South Carolina’s Supreme Court on Thursday struck down the state law restricting abortions at around six weeks, finding that it violated the state constitution.
Republican South Carolina Gov. Henry McMaster signed a bill into law in February 2021 barring abortions after a fetal heartbeat can be detected, which can happen at around six weeks into a pregnancy. The state can limit a woman’s privacy rights with regard to abortion decisions, but only after she’s been given “reasonable” time to pursue an abortion legally, the court found. (RELATED: DOJ Says Post Office Can Continue Flooding Red States With Abortion Pills)

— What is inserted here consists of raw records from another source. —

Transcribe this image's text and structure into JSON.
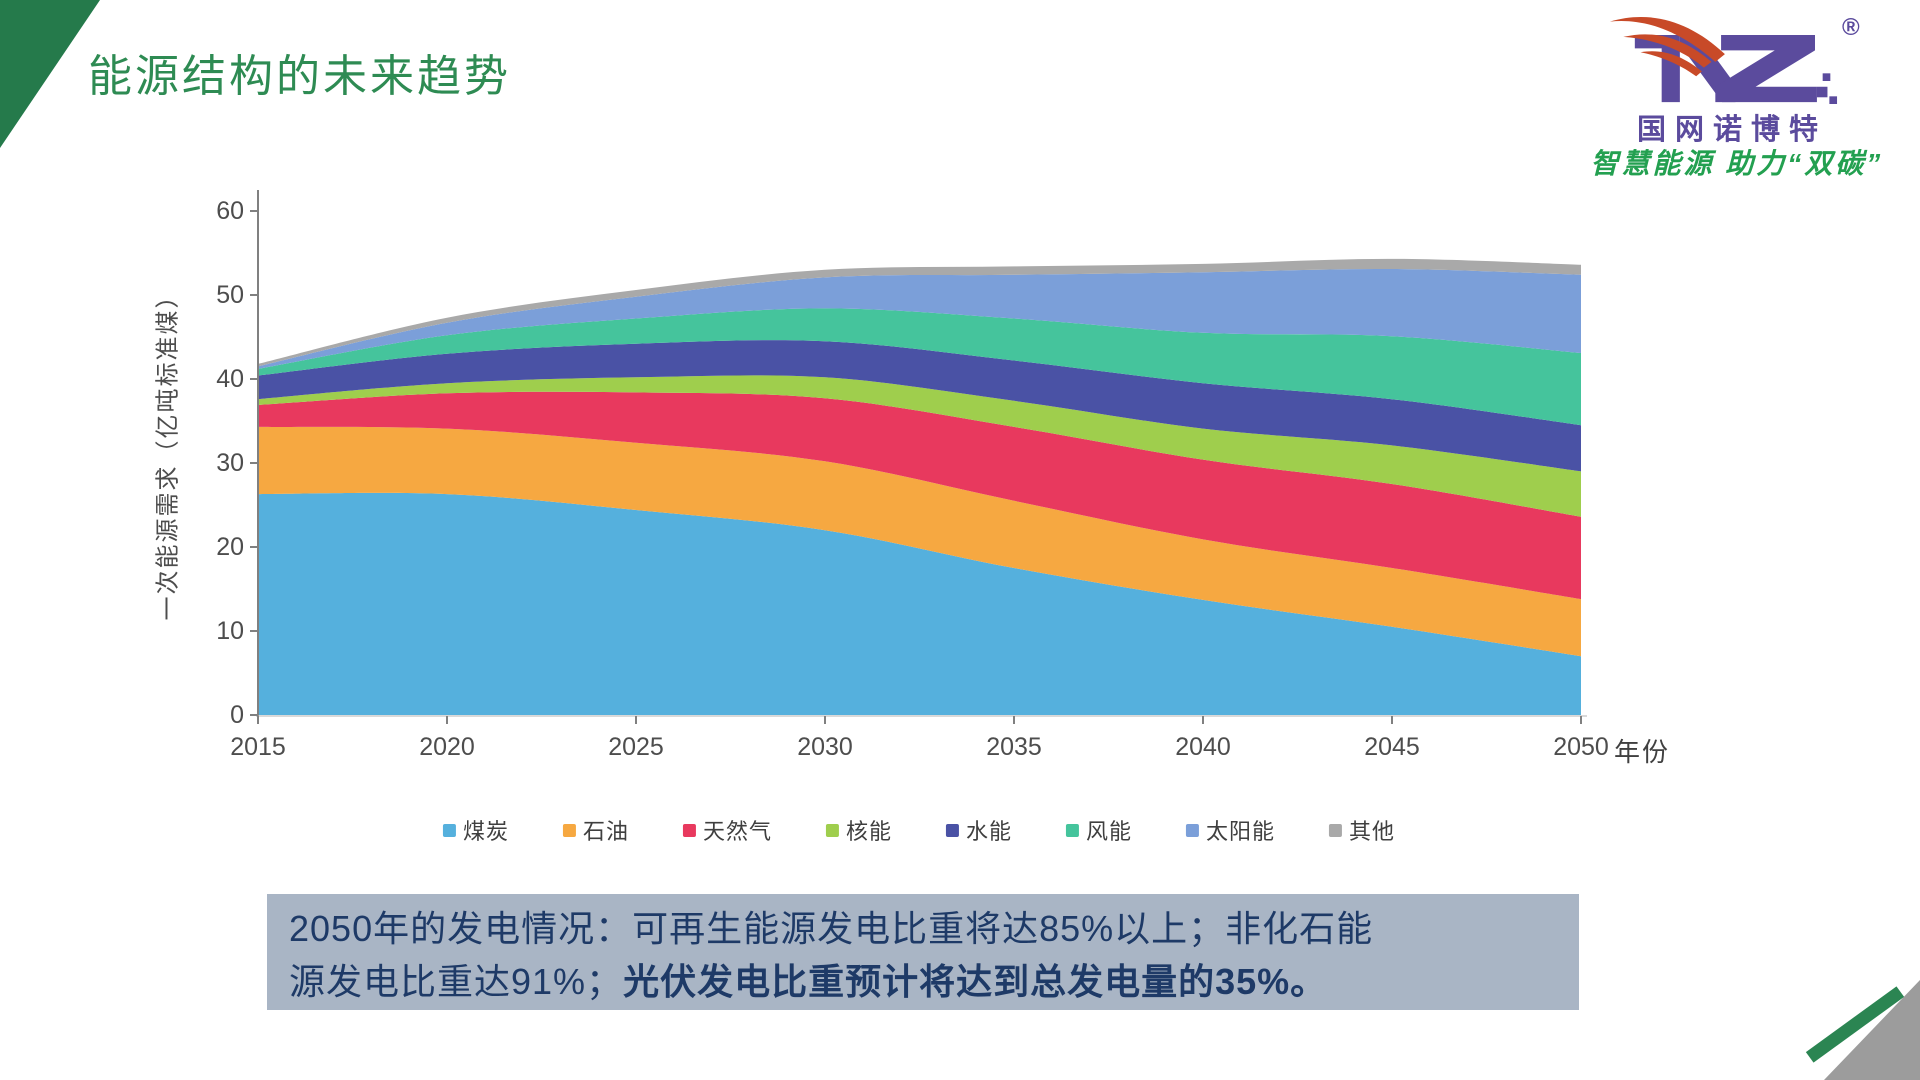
{
  "slide": {
    "title": "能源结构的未来趋势",
    "logo": {
      "registered": "®",
      "brand_name": "国网诺博特",
      "tagline": "智慧能源 助力“双碳”"
    },
    "footer_note": {
      "line1": "2050年的发电情况：可再生能源发电比重将达85%以上；非化石能",
      "line2_regular": "源发电比重达91%；",
      "line2_bold": "光伏发电比重预计将达到总发电量的35%。"
    }
  },
  "chart_data": {
    "type": "area",
    "stacked": true,
    "title": "",
    "xlabel": "年份",
    "ylabel": "一次能源需求（亿吨标准煤）",
    "x": [
      2015,
      2020,
      2025,
      2030,
      2035,
      2040,
      2045,
      2050
    ],
    "ylim": [
      0,
      60
    ],
    "yticks": [
      0,
      10,
      20,
      30,
      40,
      50,
      60
    ],
    "grid": false,
    "legend_position": "bottom",
    "axis_color": "#808080",
    "series": [
      {
        "name": "煤炭",
        "color": "#55b0dd",
        "values": [
          26.3,
          26.3,
          24.4,
          22.0,
          17.5,
          13.7,
          10.5,
          7.0
        ]
      },
      {
        "name": "石油",
        "color": "#f6a841",
        "values": [
          8.0,
          7.8,
          8.0,
          8.2,
          8.0,
          7.2,
          7.0,
          6.8
        ]
      },
      {
        "name": "天然气",
        "color": "#e8395e",
        "values": [
          2.6,
          4.2,
          6.0,
          7.5,
          8.8,
          9.5,
          10.0,
          9.8
        ]
      },
      {
        "name": "核能",
        "color": "#9fce4d",
        "values": [
          0.7,
          1.2,
          1.8,
          2.5,
          3.1,
          3.7,
          4.6,
          5.4
        ]
      },
      {
        "name": "水能",
        "color": "#4a52a5",
        "values": [
          2.8,
          3.5,
          4.0,
          4.3,
          4.8,
          5.4,
          5.5,
          5.5
        ]
      },
      {
        "name": "风能",
        "color": "#45c49c",
        "values": [
          0.8,
          2.2,
          3.0,
          3.9,
          5.0,
          6.0,
          7.5,
          8.6
        ]
      },
      {
        "name": "太阳能",
        "color": "#7b9fd9",
        "values": [
          0.3,
          1.5,
          2.6,
          3.7,
          5.2,
          7.2,
          8.0,
          9.3
        ]
      },
      {
        "name": "其他",
        "color": "#a9a9a9",
        "values": [
          0.3,
          0.6,
          0.8,
          0.9,
          1.0,
          1.0,
          1.2,
          1.2
        ]
      }
    ]
  }
}
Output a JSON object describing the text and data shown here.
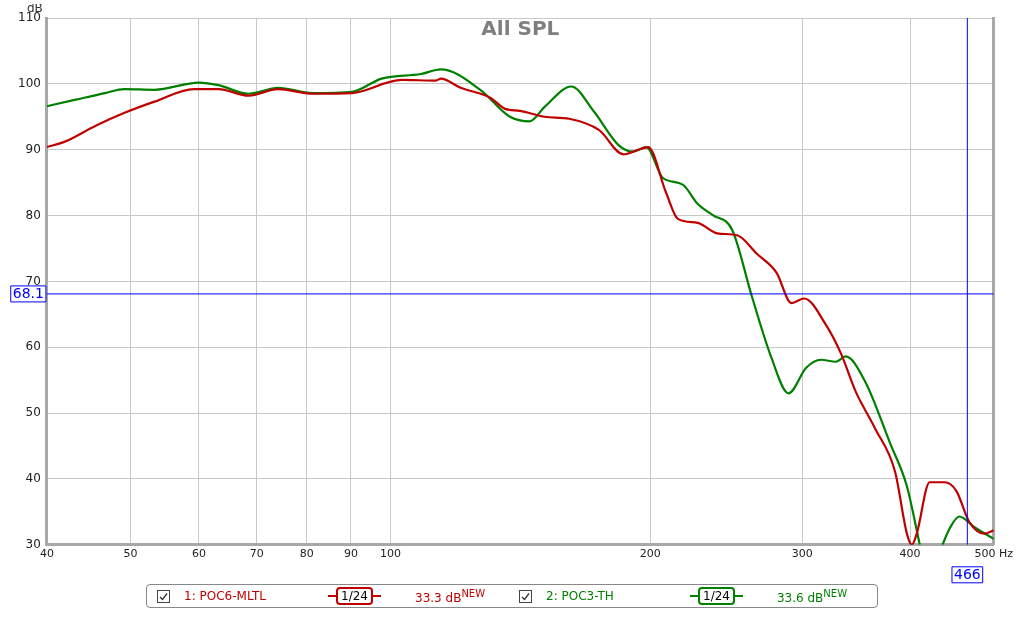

“We hold that our state constitutional right to privacy extends to a woman’s decision to have an abortion,” Justice Kaye Hearn wrote in the majority opinion. “The State unquestionably has the authority to limit the right of privacy that protects women from state interference with her decision, but any such limitation must be reasonable and it must be meaningful in that the time frames imposed must afford a woman sufficient time to determine she is pregnant and to take reasonable steps to terminate that pregnancy. Six weeks is, quite simply, not a reasonable period of time for these two things to occur.”
We respectfully, but strongly, disagree with the Court’s ruling. We’re working with the Governor’s office and legislature to review all our available options moving forward. https://t.co/bgAk2dqYon
— Alan Wilson (@AGAlanWilson) January 5, 2023
Justice George James dissented from the majority opinion, arguing that the court was wrongly interpreting the right to privacy under the Fourth Amendment to apply to abortions rather than unlawful searches and seizures by law enforcement.
“We must consider the intent of the framers and the voters,” he wrote. “It is clear the framers did not intend to create a full panoply of privacy rights, much less the right to bodily autonomy or the right to have an abortion.”
The Supreme Court overturned Roe v. Wade June 24, clearing the way for states to implement abortion restrictions in the first two trimesters of pregnancy, which had generally been considered unconstitutional under Roe. Now that South Carolina’s heartbeat law has been struck down, the state does not restrict abortions until 20 weeks, or about five months, into a pregnancy.